Große, weiche, wilde Stimme erschallt im Hofgut

Elizabeth Lee & Cozmic Mojo auf dem Hagenbach in Backnang – Musik erinnert mal an die Wüste von Texas, mal an den Basar in Marrakesch

Frontfrau Lee aus Texas mit ihren Musikern aus Italien rockte die Hagenbach-Bühne. Foto: J. Fiedler

© Jörg Fiedler

Frontfrau Lee aus Texas mit ihren Musikern aus Italien rockte die Hagenbach-Bühne. Foto: J. Fiedler

Von Renate Schweizer

BACKNANG. Texas. Baumwollfelder. Kojoten, möglicherweise. Eine Kneipe irgendwo im Nirgendwo. Menschen in karierten Hemden und Jeansjacken trinken Bier. Mittendrin eine kleine Bühne, so schlicht wie nur möglich, Vorhang im Hintergrund und ein paar Scheinwerfer, die Rot und Blau und Lila können. Ganz schön viel graues Haar unterwegs, aber nicht nur. Gleich wird eine Band die Bühne entern und mit dieser uramerikanischen Mischung aus Folk, Blues, Rock und Weltschmerz loslegen. Zwei Gitarren, Schlagzeug, eine Sängerin. Solide, handgemachte Musik. Keep on rocking – notfalls mit Dreck unter den Fingernägeln.

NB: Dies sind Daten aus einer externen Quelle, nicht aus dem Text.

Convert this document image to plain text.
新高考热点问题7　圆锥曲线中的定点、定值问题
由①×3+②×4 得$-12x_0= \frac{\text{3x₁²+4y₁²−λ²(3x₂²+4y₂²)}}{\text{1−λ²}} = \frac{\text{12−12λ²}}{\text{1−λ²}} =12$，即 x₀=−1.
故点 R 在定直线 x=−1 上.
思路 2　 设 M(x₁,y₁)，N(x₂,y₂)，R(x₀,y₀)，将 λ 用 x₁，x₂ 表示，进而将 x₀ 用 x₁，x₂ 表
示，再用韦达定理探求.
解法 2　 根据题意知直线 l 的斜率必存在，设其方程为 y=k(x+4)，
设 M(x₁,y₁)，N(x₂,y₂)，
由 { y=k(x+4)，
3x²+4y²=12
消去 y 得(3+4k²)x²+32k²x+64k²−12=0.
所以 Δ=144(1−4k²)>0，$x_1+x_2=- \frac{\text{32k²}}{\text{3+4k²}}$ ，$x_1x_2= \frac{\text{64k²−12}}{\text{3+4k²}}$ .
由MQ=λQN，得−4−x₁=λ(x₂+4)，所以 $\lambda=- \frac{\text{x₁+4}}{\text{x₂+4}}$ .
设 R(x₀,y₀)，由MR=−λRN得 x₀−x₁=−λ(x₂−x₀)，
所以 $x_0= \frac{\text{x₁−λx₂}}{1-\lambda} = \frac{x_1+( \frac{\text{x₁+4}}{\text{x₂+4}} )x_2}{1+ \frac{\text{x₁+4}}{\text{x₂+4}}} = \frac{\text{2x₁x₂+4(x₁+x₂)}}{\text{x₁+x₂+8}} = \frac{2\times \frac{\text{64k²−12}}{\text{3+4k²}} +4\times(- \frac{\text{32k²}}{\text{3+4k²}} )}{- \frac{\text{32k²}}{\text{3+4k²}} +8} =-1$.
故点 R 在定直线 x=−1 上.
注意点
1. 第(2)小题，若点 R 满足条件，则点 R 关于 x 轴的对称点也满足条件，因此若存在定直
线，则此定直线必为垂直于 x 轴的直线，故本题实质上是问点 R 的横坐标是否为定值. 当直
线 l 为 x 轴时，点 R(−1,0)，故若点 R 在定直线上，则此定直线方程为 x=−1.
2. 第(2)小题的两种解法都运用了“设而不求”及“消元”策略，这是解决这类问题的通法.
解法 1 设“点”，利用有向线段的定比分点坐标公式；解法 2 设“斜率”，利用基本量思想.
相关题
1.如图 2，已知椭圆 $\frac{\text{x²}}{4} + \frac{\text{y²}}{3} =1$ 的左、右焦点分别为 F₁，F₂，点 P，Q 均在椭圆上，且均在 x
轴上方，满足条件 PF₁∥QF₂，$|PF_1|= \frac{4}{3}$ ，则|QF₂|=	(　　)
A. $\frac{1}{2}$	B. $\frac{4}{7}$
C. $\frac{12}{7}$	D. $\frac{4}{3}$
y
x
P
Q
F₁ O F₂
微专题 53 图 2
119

Das gibt’s nicht nur in Texas, sondern auch im Hofgut Hagenbach in Backnang. Elizabeth Lee heißt die Sängerin, Cozmic Mojo die Band: Eine Bassgitarre, eine „Gitarrengitarre“ (O-Ton Lee) und ein Schlagzeug („drumguitar“) – mehr braucht es nicht. Und natürlich die Menschen hinter den Instrumenten: Luca Gallina an der Gitarre, Matteo Mantovani am Bass und hinter dem Schlagzeug, als wär er mal eben aus den 1970er-Jahren herüber in die Gegenwart geschlendert, Mattia Bertolassi. Die Jungs stammen aus Italien, Elizabeth Lee aus Texas.

Alles war da. Allem voran die große, weiche, wilde Stimme von Elizabeth Lee („rauchig-lasziv“ stand im Ankündigungstext), gelegentlich vokal begleitet von den Gitarristen, die ansonsten an ihren Instrumenten einen verdammt guten Job machten, Rhythmus vom Schlagzeug und von jeder Menge Rasseln, Schlagstöcken, Brettchen und sonstigem Spielzeug, das Lee klopfte, rieb und schüttelte. Mehr brauchte es nicht zum Glück.

Sie spielten Eigenes, sie spielten Geklautes, sie spielten den Schmerz und das Glück und die Einsamkeit. Zwischendurch erzählte die Frontfrau Geschichten: Wie der oder jener Song entstanden war, wie sie Joe Cocker vorgesungen hatte und den Job im Background nicht bekam. Das Publikum verstand sie oder auch nicht – es spielte keine Rolle. Was jedenfalls ankam, war die Grundstimmung, diese wilde Liebe zum Leben, auch und gerade dann, wenn es wehtut – das verstand jeder sofort. Und dann jaulten die Gitarren wieder auf und die Leute rutschten ganz vorn auf die Stuhlkanten, Beine zuckten, Hände trommelten unhörbar auf Knien, Schenkeln, Tischkanten und der Rückenlehne des Vordermannes. „Warum haben die hier überhaupt Stühle aufgestellt?“, fragt sich eine Zuschauerin. Einige Gäste grooven und tanzen und zucken und zappeln. Eben hatte man noch die Kojoten jaulen gehört. Aber von einem Takt auf den nächsten sind wir auf den Basar in Marrakesch gebeamt.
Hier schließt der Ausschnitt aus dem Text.